Hi all I would like to start a discussion about Pa...
# feature-asset-checks
j
Hi all I would like to start a discussion about Pandas dataframe model validation. Are there any useful libraries that integrate with Dagster that help to organize dataframes modifications? Right now we are integrating Pandera in our project, but I'm curious if there are any libraries that you are using for such case that I may miss.
r
We are also using Pandera to do this validation and to have a form of data contract towards other up stream systems (ingress) and what other down stream systems can expect (egress)
👍 2
b
Been meaning to add pandera validation to the assets in PUDL. I’m curious how people perform data validation checks that pandera can’t perform like foreign key constraints, expected number of row and arbitrary comparisons between tables. Seems like DBT tests are good for these types of tests.
s
We use pandas generally for passing structured, tabular data between ops. I tend to rely on
dagster_pandas
to create a data type which does validation, like ensuring that a column exists, that they are correctly typed and that certain constraints are met (like max length of strings). This is really useful when preparing data for insertion into databases with strict schemas. I wouldn't mind getting more structured about that though, particularly for ops that will be reused, so I'm keen to hear other opinions.
j
I've never used pandera, that's really cool. For basic requirements, I normally use a more rudimentary approach of
pd.testing.assert_frame_equal(left=df1, right=df2, check_dtype=True, ...)
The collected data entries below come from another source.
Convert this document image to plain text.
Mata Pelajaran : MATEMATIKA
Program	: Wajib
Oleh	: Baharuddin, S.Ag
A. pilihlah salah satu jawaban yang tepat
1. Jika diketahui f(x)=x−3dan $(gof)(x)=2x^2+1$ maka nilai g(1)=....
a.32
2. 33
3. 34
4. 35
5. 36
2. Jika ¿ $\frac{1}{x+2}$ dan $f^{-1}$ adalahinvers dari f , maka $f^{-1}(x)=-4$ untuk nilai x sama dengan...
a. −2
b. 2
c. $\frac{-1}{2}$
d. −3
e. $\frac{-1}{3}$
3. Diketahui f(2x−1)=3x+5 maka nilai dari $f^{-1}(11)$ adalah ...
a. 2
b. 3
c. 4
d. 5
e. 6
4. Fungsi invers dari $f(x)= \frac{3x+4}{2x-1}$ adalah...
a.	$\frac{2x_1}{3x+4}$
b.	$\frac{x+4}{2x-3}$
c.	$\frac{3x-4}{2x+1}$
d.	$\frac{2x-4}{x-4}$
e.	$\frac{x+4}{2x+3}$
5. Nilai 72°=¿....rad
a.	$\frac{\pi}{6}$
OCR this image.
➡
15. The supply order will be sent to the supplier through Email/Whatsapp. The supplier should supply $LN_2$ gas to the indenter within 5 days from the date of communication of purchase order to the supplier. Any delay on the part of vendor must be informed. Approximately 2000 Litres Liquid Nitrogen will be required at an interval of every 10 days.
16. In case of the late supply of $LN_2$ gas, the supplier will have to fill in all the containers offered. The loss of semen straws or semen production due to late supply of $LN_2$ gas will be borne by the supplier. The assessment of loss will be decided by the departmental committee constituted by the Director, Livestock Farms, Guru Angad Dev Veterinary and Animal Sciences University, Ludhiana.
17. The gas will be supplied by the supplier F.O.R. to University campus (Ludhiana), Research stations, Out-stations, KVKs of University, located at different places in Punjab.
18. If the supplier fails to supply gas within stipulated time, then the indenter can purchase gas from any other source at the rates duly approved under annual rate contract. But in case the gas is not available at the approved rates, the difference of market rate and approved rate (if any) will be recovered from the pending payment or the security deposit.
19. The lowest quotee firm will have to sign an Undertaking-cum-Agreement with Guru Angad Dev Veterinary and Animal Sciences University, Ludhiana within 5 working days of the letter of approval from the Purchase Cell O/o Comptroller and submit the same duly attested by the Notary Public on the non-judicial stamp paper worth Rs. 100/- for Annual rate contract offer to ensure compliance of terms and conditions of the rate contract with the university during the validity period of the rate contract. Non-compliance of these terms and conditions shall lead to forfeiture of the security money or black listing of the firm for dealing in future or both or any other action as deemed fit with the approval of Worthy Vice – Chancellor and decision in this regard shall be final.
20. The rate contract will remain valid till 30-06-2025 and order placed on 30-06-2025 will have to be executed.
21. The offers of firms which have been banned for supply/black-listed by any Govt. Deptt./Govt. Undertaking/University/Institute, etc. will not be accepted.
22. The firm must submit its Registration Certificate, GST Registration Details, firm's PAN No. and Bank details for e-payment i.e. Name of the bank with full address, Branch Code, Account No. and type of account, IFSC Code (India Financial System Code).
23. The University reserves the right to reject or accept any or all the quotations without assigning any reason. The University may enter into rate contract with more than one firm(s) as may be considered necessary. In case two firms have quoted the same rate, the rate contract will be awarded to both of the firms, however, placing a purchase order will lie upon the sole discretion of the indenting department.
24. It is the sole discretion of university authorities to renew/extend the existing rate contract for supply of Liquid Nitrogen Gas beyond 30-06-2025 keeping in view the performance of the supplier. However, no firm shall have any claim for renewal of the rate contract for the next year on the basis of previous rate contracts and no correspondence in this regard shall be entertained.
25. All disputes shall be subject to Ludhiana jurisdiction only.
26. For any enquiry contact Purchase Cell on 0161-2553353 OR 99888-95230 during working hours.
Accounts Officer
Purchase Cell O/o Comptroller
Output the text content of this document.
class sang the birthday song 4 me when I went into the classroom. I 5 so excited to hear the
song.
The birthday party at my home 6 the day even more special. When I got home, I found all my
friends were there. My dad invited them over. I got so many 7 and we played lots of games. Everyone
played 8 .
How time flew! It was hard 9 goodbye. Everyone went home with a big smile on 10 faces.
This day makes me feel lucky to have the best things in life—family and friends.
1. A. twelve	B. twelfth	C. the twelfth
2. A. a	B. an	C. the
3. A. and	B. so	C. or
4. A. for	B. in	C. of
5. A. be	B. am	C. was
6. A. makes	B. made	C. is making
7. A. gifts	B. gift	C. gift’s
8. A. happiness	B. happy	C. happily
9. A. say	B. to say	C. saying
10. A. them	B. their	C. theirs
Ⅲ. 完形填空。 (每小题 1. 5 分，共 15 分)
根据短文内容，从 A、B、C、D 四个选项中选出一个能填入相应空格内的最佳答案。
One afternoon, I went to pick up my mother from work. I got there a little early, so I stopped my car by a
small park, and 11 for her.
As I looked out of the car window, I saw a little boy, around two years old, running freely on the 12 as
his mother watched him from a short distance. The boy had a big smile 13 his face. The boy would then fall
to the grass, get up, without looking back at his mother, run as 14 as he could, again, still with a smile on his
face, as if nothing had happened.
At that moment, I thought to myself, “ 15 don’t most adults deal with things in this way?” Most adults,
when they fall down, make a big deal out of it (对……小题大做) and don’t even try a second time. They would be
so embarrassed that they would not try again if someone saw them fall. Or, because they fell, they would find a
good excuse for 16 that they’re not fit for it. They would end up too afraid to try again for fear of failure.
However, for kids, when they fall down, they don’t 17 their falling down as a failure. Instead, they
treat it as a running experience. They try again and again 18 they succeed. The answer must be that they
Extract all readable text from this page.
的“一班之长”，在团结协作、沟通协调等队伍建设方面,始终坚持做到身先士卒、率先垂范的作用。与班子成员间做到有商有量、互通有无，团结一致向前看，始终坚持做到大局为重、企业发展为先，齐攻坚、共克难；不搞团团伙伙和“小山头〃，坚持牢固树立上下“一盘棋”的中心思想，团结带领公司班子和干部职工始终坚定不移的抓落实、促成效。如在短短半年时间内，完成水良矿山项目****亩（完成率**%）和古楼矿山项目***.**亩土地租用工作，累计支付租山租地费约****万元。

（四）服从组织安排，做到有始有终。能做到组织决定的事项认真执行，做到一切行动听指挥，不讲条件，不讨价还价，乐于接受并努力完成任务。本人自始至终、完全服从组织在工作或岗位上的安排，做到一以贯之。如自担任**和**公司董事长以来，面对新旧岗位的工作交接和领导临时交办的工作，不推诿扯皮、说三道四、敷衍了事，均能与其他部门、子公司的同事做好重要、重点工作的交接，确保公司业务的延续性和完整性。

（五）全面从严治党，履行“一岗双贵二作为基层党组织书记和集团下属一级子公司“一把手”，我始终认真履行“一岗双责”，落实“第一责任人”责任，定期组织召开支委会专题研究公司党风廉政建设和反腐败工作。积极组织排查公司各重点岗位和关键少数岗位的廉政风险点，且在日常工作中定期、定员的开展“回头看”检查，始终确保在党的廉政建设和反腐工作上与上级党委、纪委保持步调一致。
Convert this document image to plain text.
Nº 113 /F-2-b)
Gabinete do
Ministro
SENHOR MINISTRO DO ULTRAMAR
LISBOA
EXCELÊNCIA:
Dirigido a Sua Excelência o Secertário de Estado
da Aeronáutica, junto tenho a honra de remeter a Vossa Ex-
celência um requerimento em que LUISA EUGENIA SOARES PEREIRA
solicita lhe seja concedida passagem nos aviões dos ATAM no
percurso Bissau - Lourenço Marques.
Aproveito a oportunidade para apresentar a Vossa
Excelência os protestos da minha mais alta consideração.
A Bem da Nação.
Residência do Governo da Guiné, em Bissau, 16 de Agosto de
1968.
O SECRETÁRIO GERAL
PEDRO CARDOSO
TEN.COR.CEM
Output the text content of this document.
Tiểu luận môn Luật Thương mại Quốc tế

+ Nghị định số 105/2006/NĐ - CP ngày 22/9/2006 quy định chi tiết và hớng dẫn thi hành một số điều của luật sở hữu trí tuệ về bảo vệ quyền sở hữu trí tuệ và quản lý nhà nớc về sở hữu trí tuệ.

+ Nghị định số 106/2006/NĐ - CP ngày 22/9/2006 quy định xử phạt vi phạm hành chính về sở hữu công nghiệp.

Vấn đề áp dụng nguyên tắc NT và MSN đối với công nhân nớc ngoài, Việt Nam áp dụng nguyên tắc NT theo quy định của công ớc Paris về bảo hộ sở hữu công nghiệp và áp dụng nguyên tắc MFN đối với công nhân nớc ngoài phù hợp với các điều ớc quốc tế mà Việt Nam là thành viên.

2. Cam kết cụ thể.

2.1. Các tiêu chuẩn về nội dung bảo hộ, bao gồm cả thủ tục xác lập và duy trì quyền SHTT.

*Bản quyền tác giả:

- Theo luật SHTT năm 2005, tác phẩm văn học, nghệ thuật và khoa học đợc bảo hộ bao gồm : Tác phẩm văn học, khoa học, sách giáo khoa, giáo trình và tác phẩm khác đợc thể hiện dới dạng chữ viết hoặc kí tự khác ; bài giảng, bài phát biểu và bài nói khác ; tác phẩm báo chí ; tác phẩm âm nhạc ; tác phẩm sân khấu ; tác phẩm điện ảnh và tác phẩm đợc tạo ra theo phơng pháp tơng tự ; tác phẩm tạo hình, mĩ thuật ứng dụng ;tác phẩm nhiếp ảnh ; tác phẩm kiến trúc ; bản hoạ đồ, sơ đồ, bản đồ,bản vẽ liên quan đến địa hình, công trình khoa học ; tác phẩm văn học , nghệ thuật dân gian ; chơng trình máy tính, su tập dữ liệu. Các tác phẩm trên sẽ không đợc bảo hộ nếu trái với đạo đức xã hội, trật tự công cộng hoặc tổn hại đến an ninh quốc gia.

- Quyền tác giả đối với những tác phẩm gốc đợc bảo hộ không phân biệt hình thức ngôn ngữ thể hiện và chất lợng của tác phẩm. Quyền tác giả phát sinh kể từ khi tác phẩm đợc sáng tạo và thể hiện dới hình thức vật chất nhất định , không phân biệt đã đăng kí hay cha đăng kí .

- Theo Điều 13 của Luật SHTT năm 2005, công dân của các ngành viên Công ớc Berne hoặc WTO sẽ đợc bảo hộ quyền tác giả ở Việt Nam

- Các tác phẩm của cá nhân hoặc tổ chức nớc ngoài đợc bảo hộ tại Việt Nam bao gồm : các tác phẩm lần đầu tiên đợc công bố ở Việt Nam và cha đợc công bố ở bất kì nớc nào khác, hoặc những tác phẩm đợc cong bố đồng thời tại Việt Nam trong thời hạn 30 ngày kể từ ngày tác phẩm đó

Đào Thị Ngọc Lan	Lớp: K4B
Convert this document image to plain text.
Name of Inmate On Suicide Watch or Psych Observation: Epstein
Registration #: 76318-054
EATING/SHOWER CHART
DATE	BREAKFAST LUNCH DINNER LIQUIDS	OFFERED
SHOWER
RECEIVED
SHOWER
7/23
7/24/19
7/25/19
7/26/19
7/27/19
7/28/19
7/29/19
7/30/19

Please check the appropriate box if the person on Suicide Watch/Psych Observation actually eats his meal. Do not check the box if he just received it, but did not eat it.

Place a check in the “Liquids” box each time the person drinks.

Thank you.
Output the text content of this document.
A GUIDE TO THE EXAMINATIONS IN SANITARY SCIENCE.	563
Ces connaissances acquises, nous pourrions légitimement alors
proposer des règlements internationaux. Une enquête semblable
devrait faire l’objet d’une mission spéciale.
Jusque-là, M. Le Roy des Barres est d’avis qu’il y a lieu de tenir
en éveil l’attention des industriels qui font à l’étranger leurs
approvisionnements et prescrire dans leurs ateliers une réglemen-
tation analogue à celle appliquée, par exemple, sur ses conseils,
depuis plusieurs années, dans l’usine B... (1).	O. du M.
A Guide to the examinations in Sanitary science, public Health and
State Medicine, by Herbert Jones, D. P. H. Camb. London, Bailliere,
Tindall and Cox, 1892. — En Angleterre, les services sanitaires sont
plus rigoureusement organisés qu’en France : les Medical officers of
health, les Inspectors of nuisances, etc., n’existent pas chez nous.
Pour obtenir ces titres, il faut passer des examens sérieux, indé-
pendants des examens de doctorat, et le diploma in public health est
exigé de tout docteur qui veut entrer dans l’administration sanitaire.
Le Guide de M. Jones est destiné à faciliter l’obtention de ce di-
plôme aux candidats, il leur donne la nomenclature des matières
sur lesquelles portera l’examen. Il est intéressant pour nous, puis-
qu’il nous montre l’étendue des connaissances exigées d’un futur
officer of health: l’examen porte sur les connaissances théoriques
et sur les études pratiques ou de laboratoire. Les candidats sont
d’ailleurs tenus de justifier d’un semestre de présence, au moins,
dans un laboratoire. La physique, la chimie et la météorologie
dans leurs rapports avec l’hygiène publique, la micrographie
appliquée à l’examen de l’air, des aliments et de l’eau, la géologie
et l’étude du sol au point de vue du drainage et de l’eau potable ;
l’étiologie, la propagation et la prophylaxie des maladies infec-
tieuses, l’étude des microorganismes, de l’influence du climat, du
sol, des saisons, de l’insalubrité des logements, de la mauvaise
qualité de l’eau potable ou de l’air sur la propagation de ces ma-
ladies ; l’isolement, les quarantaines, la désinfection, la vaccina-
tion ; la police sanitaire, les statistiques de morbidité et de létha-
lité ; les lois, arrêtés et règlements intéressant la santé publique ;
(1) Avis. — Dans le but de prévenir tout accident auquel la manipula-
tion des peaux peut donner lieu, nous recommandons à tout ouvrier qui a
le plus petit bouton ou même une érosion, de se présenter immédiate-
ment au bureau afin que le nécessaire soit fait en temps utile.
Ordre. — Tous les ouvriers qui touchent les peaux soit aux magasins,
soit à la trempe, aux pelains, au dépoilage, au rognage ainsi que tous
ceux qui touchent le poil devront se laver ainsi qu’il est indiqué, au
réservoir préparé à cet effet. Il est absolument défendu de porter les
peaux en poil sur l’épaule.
. If I want to just validate column names and data types, I can just drop all rows in the dataframe, but keep the shape the same. Looks like you get a lot more functionality with pandera.
s
I was recently introduced to Great Expectations (https://greatexpectations.io/), which seems like a very powerful way to validate data. From what I can tell, it works well with pandas and it has a nice feature where you give it a DataFrame and it infers a schema which can then be used next time to check a DataFrame for conformity, i.e. you don't need to craft your validations by hand. Not sure about integrating this with dagster, but should be fairly straightforward.
💜 1
r
Great Expectations and [Soda](https://github.com/sodadata/soda-core) are very good at validating data. We have never tried to use them for data contract validations.